О классовом характере прошедших событий.
На мой взгляд ситуация совершенно очевидна для любого грамотного марксиста. Но вот жеж - товарищи ухитряются выдавать самые безумные ереси. Одни собираются в союзе с бунтующими толстосумами совершать “буржуазно-демократическую революцию”. Другие что-то мямлят про “мелкобуржуазный протест”. Заядлые теоретики вообще обожают приписывать слово “мелкобуржуазный” к любым явлениям, смысла которых они не понимают. На основании того, видимо, что смысла слова “мелкобуржуазный” они тоже не понимают. Третьи начинают искать всяческие заговоры. Не то чтобы я был против заговоров и их разоблачения - совсем нет. Но марксизм - он все-таки не про тайные заговоры, а про явные расклады классовых сил.
Капиталистический абсолютизм.
Пользуясь исторической аналогией[*], нынешние российские[**] расклады относятся к капитализму так же, как эпоха становления абсолютизма относится к феодализму. У кого память не совсем дырявая, поднапрягитесь, вспомните школьный учебник истории. Кардинал Ришелье против Гастона Орлеанского и К, Иван Грозный против Андрея Курбского и К, Джон Безземельный против Роберта Фитцвальтера и К.

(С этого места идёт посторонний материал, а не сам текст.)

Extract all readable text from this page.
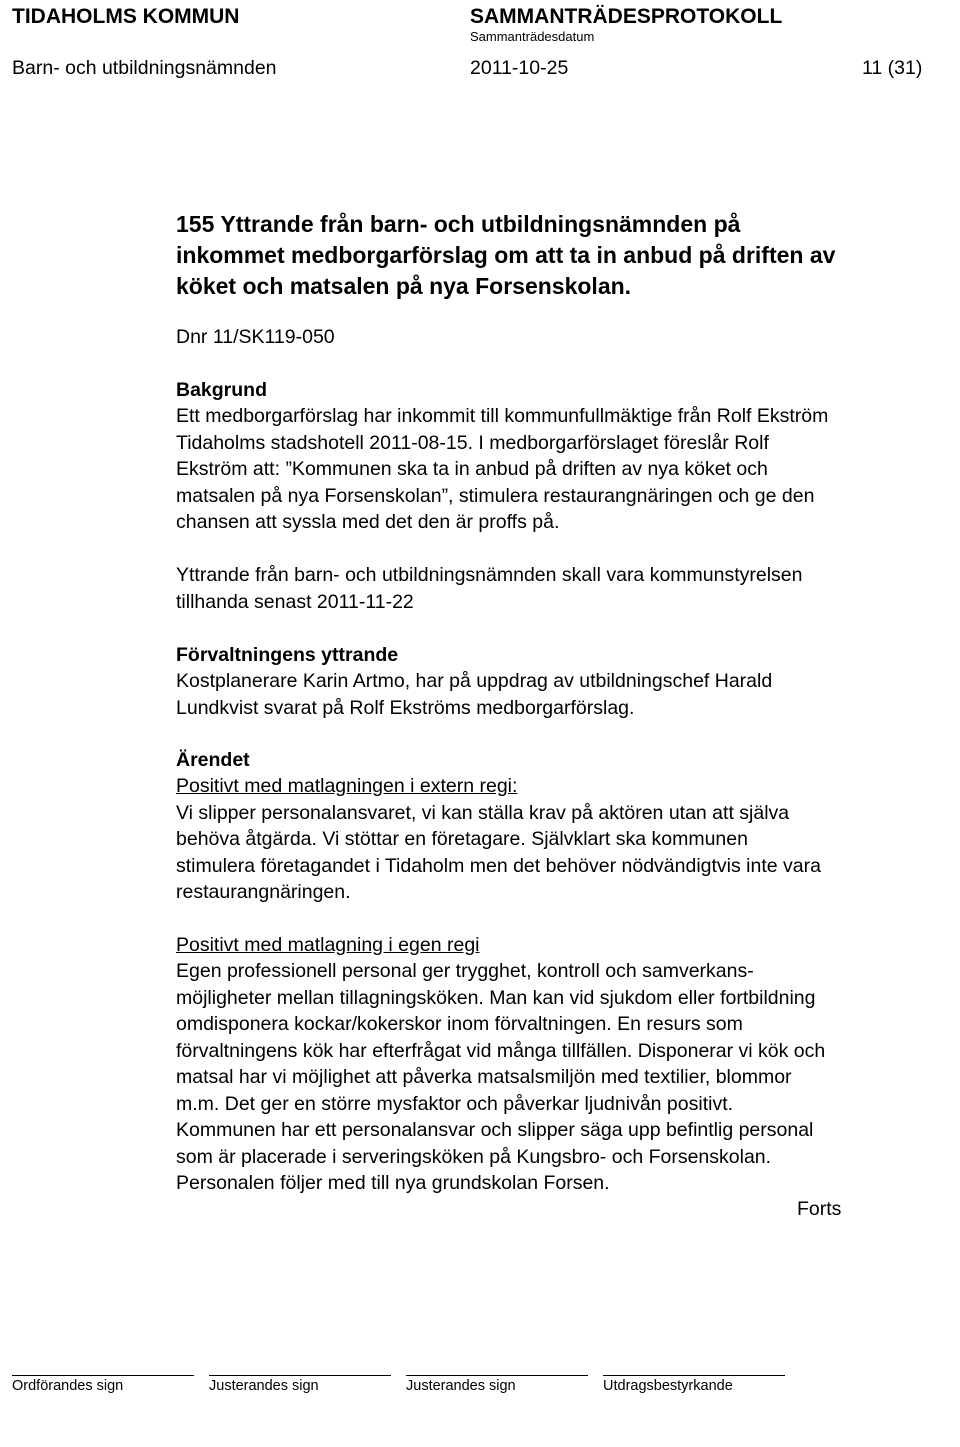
TIDAHOLMS KOMMUN	SAMMANTRÄDESPROTOKOLL
Sammanträdesdatum
Barn- och utbildningsnämnden	2011-10-25	11 (31)
155 Yttrande från barn- och utbildningsnämnden på
inkommet medborgarförslag om att ta in anbud på driften av
köket och matsalen på nya Forsenskolan.
Dnr 11/SK119-050
Bakgrund
Ett medborgarförslag har inkommit till kommunfullmäktige från Rolf Ekström
Tidaholms stadshotell 2011-08-15. I medborgarförslaget föreslår Rolf
Ekström att: ”Kommunen ska ta in anbud på driften av nya köket och
matsalen på nya Forsenskolan”, stimulera restaurangnäringen och ge den
chansen att syssla med det den är proffs på.
Yttrande från barn- och utbildningsnämnden skall vara kommunstyrelsen
tillhanda senast 2011-11-22
Förvaltningens yttrande
Kostplanerare Karin Artmo, har på uppdrag av utbildningschef Harald
Lundkvist svarat på Rolf Ekströms medborgarförslag.
Ärendet
Positivt med matlagningen i extern regi:
Vi slipper personalansvaret, vi kan ställa krav på aktören utan att själva
behöva åtgärda. Vi stöttar en företagare. Självklart ska kommunen
stimulera företagandet i Tidaholm men det behöver nödvändigtvis inte vara
restaurangnäringen.
Positivt med matlagning i egen regi
Egen professionell personal ger trygghet, kontroll och samverkans-
möjligheter mellan tillagningsköken. Man kan vid sjukdom eller fortbildning
omdisponera kockar/kokerskor inom förvaltningen. En resurs som
förvaltningens kök har efterfrågat vid många tillfällen. Disponerar vi kök och
matsal har vi möjlighet att påverka matsalsmiljön med textilier, blommor
m.m. Det ger en större mysfaktor och påverkar ljudnivån positivt.
Kommunen har ett personalansvar och slipper säga upp befintlig personal
som är placerade i serveringsköken på Kungsbro- och Forsenskolan.
Personalen följer med till nya grundskolan Forsen.
Forts
Ordförandes sign	Justerandes sign	Justerandes sign	Utdragsbestyrkande
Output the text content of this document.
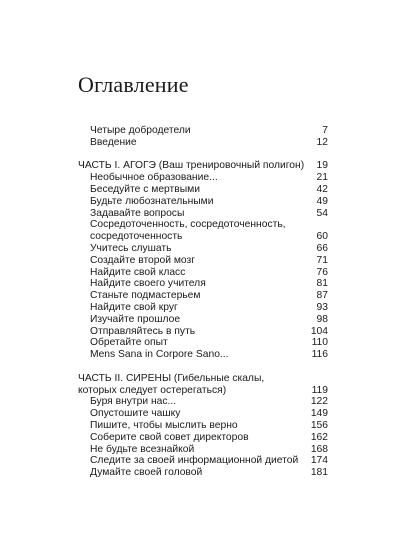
Оглавление
Четыре добродетели	7
Введение	12
ЧАСТЬ I. АГОГЭ (Ваш тренировочный полигон) 19
Необычное образование...	21
Беседуйте с мертвыми	42
Будьте любознательными	49
Задавайте вопросы	54
Сосредоточенность, сосредоточенность, сосредоточенность	60
Учитесь слушать	66
Создайте второй мозг	71
Найдите свой класс	76
Найдите своего учителя	81
Станьте подмастерьем	87
Найдите свой круг	93
Изучайте прошлое	98
Отправляйтесь в путь	104
Обретайте опыт	110
Mens Sana in Corpore Sano...	116
ЧАСТЬ II. СИРЕНЫ (Гибельные скалы, которых следует остерегаться)	119
Буря внутри нас...	122
Опустошите чашку	149
Пишите, чтобы мыслить верно	156
Соберите свой совет директоров	162
Не будьте всезнайкой	168
Следите за своей информационной диетой 174
Думайте своей головой	181
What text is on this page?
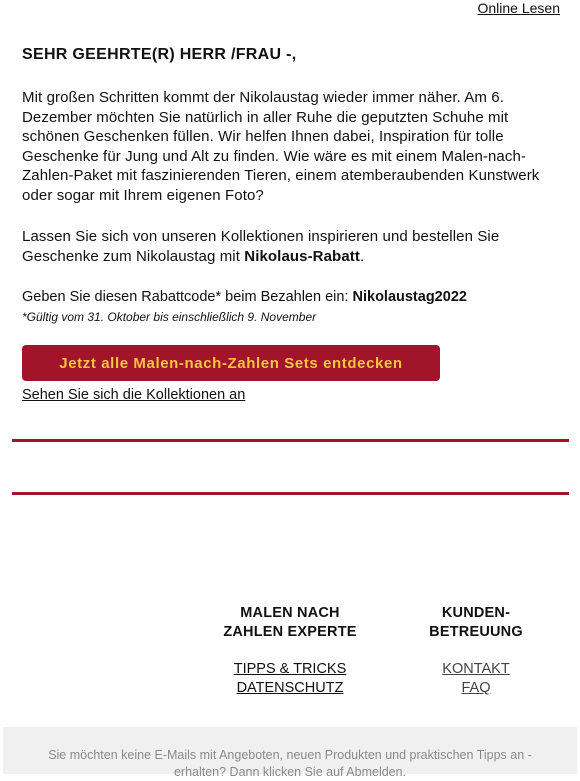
Online Lesen

SEHR GEEHRTE(R) HERR /FRAU -,

Mit großen Schritten kommt der Nikolaustag wieder immer näher. Am 6. Dezember möchten Sie natürlich in aller Ruhe die geputzten Schuhe mit schönen Geschenken füllen. Wir helfen Ihnen dabei, Inspiration für tolle Geschenke für Jung und Alt zu finden. Wie wäre es mit einem Malen-nach-Zahlen-Paket mit faszinierenden Tieren, einem atemberaubenden Kunstwerk oder sogar mit Ihrem eigenen Foto?

Lassen Sie sich von unseren Kollektionen inspirieren und bestellen Sie Geschenke zum Nikolaustag mit Nikolaus-Rabatt.

Geben Sie diesen Rabattcode* beim Bezahlen ein: Nikolaustag2022

*Gültig vom 31. Oktober bis einschließlich 9. November

Jetzt alle Malen-nach-Zahlen Sets entdecken
Sehen Sie sich die Kollektionen an

MALEN NACH
ZAHLEN EXPERTE

TIPPS & TRICKS
DATENSCHUTZ

KUNDEN-
BETREUUNG

KONTAKT
FAQ
Sie möchten keine E-Mails mit Angeboten, neuen Produkten und praktischen Tipps an -
erhalten? Dann klicken Sie auf Abmelden.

Феодальный (как ныне — капиталистический) способ производства к тому времени достиг уже такого уровня, что не мог уже более существовать ( в частности, извлекать прибавочную стоимость и подавлять выступления угнетенных классов) сам по себе, как сумма частных отношений отдельных феодалов с их крепостными и вассалами. Точно так же, как и сейчас частные отношения пролетариев с фабрикантами составляют лишь малую часть системы капиталистической эксплуатации. Для того чтобы система феодального отчуждения прибавочной стоимости продолжала работать, в новых условиях и на новом уровне (а ни один барон, конечно, не удовлетворился бы уже теми крохами, которые доставались его предку из раннего феодализма), требовалась уже бюрократическая перераспределительно-репрессивная машина общегосударственного масштаба.
На место эксплуатации отдельными баронами собственных крепостных пришла эксплуатация дворянством в целом крестьянства в целом.
На место рыхлой федерации бояр/баронов, среди которых король — лишь первый среди равных, пришла «вертикаль власти» (да-да), в которой все бояре /бароны равно ответственны — перед королем.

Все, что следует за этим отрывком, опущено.